Venezuela's poor get wise to socialism
It took them 19 years to catch on, but Venezuela's poor, the very bedrock of support for Venezuela's Chavista socialist system, have turned on their socialist masters. That's bad news for President Nicolas Maduro, because the socialism he is forcing on them is all done on the premise of helping the poor.
They're rioting for food, just as Venezuela's middle class are protesting for democracy. Bloomberg reports:
Services are shaky in Caracas, particularly in the slums that surround the capital. Water pipes go dry for days at a time, trash sits rotting and lights go out due to an aging power grid. The flashpoint has been the failure of the neighborhood food program.
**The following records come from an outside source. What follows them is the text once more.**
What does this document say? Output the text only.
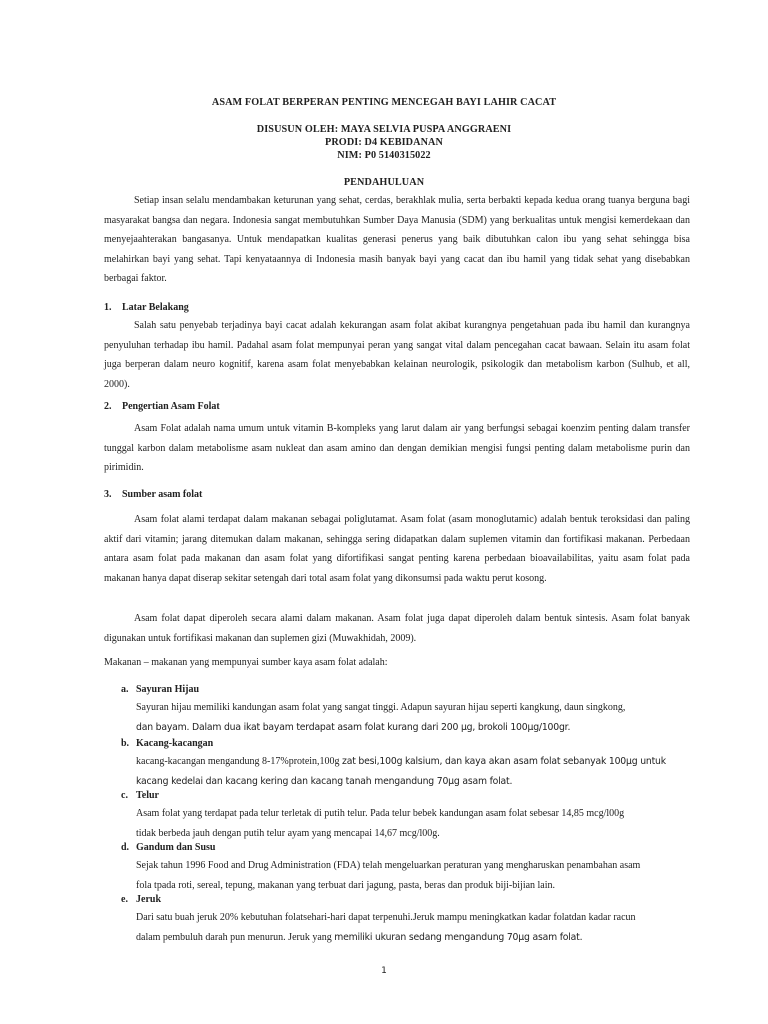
ASAM FOLAT BERPERAN PENTING MENCEGAH BAYI LAHIR CACAT
DISUSUN OLEH: MAYA SELVIA PUSPA ANGGRAENI
PRODI: D4 KEBIDANAN
NIM: P0 5140315022
PENDAHULUAN
Setiap insan selalu mendambakan keturunan yang sehat, cerdas, berakhlak mulia, serta berbakti kepada kedua orang tuanya berguna bagi masyarakat bangsa dan negara. Indonesia sangat membutuhkan Sumber Daya Manusia (SDM) yang berkualitas untuk mengisi kemerdekaan dan menyejaahterakan bangasanya. Untuk mendapatkan kualitas generasi penerus yang baik dibutuhkan calon ibu yang sehat sehingga bisa melahirkan bayi yang sehat. Tapi kenyataannya di Indonesia masih banyak bayi yang cacat dan ibu hamil yang tidak sehat yang disebabkan berbagai faktor.
1. Latar Belakang
Salah satu penyebab terjadinya bayi cacat adalah kekurangan asam folat akibat kurangnya pengetahuan pada ibu hamil dan kurangnya penyuluhan terhadap ibu hamil. Padahal asam folat mempunyai peran yang sangat vital dalam pencegahan cacat bawaan. Selain itu asam folat juga berperan dalam neuro kognitif, karena asam folat menyebabkan kelainan neurologik, psikologik dan metabolism karbon (Sulhub, et all, 2000).
2. Pengertian Asam Folat
Asam Folat adalah nama umum untuk vitamin B-kompleks yang larut dalam air yang berfungsi sebagai koenzim penting dalam transfer tunggal karbon dalam metabolisme asam nukleat dan asam amino dan dengan demikian mengisi fungsi penting dalam metabolisme purin dan pirimidin.
3. Sumber asam folat
Asam folat alami terdapat dalam makanan sebagai poliglutamat. Asam folat (asam monoglutamic) adalah bentuk teroksidasi dan paling aktif dari vitamin; jarang ditemukan dalam makanan, sehingga sering didapatkan dalam suplemen vitamin dan fortifikasi makanan. Perbedaan antara asam folat pada makanan dan asam folat yang difortifikasi sangat penting karena perbedaan bioavailabilitas, yaitu asam folat pada makanan hanya dapat diserap sekitar setengah dari total asam folat yang dikonsumsi pada waktu perut kosong.
Asam folat dapat diperoleh secara alami dalam makanan. Asam folat juga dapat diperoleh dalam bentuk sintesis. Asam folat banyak digunakan untuk fortifikasi makanan dan suplemen gizi (Muwakhidah, 2009).
Makanan – makanan yang mempunyai sumber kaya asam folat adalah:
a. Sayuran Hijau
Sayuran hijau memiliki kandungan asam folat yang sangat tinggi. Adapun sayuran hijau seperti kangkung, daun singkong,
dan bayam. Dalam dua ikat bayam terdapat asam folat kurang dari 200 μg, brokoli 100μg/100gr.
b. Kacang-kacangan
kacang-kacangan mengandung 8-17%protein,100g zat besi,100g kalsium, dan kaya akan asam folat sebanyak 100μg untuk
kacang kedelai dan kacang kering dan kacang tanah mengandung 70μg asam folat.
c. Telur
Asam folat yang terdapat pada telur terletak di putih telur. Pada telur bebek kandungan asam folat sebesar 14,85 mcg/l00g
tidak berbeda jauh dengan putih telur ayam yang mencapai 14,67 mcg/l00g.
d. Gandum dan Susu
Sejak tahun 1996 Food and Drug Administration (FDA) telah mengeluarkan peraturan yang mengharuskan penambahan asam
fola tpada roti, sereal, tepung, makanan yang terbuat dari jagung, pasta, beras dan produk biji-bijian lain.
e. Jeruk
Dari satu buah jeruk 20% kebutuhan folatsehari-hari dapat terpenuhi.Jeruk mampu meningkatkan kadar folatdan kadar racun
dalam pembuluh darah pun menurun. Jeruk yang memiliki ukuran sedang mengandung 70μg asam folat.
1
Deliveries are sporadic and reports of corruption are rampant.
"It takes us by surprise when it comes," said Misleidy Gonzalez, a 21-year-old mother of two who cleans homes to get by. Barefooted children played on the cement floor of the wooden shack in the hillside Mamera slum, where she lives with her sister and niece.
Years ago, the barrio boasted government food stores filled with subsidized staples.
"Before you had to wait for hours, but you'd find something," Gonzalez said. "Last year, I even waited in line pregnant. Now there is nothing. Only the bags."
If you have ever been to the slums of Caracas, a place even Lonely Planet tells its hardy backpackers not to go to, you know a bit about the squalid, horrific conditions the poor live in. When I visited in late 2005, with my friend Miguel Octavio, who writes the excellent Devil's Excrement blog, Miguel noted that despite the horrific, overwhelming picture the slums presented, extending for miles over hill after hill, the poor lived by rules and had a social contract – loud music was to be turned town at 10:00 p.m., or the self-appointed enforcers would come after them. There were de facto property rights even if there were no records. They also were not as poor as they looked – some of the cinderblock units had glass windows, many had satellite dishes (he pointed those out), and most had access to illegally tapped electricity lines.
Now, apparently, things are different. The people are cooking with firewood and can't get food.
It's a shame it took them 19 years to realize that socialism is a dead end and the free bags of beans would eventually be halted as the system runs out of other people's money. Unlike Sean Penn, however, these people had no one to teach them, no failed examples to be warned from. They just had faith in the promises.
These failed. Now the troops are patrolling their streets and looking to shoo them like rats, as has been done in Brazil. And they are still entirely powerless. But unlike the Venezuelan middle class, at least they seem to be willing to fight their oppressors. That may be their salvation.